The move, which wasn't fully unexpected, was still a bit surprising. The franchise tag that Cousins played under last season seemed to be a "prove it" type deal. Cousins did just that, putting together a strong season complete with a 97.2 quarterback rating, 4,917 yards and 25 touchdowns.

Even still, the numbers apparently weren't enough for the Redskins to feel comfortable investing in Cousins for the long haul. So, a second franchise tag it was, but Cousins didn't immediately go to sign it. Per the Associated Press, though, he did finally wind up signing the deal, which will pay him around $24 million for one season on Friday, making NFL history in the process.
Cousins' decision to sign came 10 days after the original tag was placed on him, and he now becomes the first quarterback in NFL history to sign franchise tags in consecutive years. With a hefty price tag of $24 million for one season, it's no surprise that many teams don't opt to go the route that the Redskins have.

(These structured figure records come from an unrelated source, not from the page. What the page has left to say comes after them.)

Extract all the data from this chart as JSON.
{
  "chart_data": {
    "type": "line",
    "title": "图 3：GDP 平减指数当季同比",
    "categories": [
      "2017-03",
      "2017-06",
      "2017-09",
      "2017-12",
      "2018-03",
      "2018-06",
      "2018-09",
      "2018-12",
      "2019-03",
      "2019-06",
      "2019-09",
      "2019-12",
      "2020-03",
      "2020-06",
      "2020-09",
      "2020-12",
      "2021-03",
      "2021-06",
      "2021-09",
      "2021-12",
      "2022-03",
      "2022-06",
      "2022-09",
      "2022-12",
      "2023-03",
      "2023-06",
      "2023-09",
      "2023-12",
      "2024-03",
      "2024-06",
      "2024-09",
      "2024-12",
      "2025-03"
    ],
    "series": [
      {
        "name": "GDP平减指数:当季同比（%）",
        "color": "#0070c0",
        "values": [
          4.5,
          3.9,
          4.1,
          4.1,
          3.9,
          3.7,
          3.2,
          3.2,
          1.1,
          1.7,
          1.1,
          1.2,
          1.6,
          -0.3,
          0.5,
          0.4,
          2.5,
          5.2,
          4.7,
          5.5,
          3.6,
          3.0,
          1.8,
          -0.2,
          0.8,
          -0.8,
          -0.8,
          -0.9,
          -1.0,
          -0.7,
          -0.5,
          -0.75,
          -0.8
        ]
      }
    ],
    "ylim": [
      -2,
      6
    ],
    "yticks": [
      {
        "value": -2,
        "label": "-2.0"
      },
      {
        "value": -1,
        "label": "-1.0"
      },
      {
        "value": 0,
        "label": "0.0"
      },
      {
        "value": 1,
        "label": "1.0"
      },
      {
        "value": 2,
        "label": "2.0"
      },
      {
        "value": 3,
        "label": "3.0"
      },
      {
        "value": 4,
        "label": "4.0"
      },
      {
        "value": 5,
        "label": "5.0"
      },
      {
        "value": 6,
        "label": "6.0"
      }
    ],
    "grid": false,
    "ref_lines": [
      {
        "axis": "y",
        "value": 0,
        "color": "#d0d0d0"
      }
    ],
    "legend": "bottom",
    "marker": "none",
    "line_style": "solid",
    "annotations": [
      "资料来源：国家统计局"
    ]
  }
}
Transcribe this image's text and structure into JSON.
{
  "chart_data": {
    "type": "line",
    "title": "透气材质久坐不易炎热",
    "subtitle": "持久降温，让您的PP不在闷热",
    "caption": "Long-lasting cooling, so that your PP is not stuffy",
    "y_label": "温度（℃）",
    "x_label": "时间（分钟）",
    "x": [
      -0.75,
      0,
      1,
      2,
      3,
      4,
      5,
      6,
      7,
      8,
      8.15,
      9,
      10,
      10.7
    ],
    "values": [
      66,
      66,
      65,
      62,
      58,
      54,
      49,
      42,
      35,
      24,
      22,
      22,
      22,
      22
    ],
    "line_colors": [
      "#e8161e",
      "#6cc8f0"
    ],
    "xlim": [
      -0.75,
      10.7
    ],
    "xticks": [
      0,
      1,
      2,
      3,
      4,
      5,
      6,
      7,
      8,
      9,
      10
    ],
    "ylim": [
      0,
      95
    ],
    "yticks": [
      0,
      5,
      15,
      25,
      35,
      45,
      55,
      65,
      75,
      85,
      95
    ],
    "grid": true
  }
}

The good news for both sides is that the team has a few options, one of which seems to be the most appealing to Cousins. They can either work out a long-term deal before the July 15 deadline, or they can trade the quarterback. If it were up to Cousins, he'd take the trade, as reported by ESPN's Chris Mortensen.

As you can see, Snyder apparently turned down the potential of a trade for Cousins. The push for Cousins to want to get traded probably picked up even more steam when he saw two of his top targets from 2016, Pierre Garcon and DeSean Jackson, leave in free agency.

This is looking like it could wind up being a pretty ugly situation when all is said and done, especially if the two sides can't come to a long-term deal. Cousins wants out, the Redskins want production, but overall, the arrow is pointing down currently in Washington due to a rough start to free agency and a disgruntled signal-caller. Time will tell on how this situation plays out, but it could become more clear by mid-July.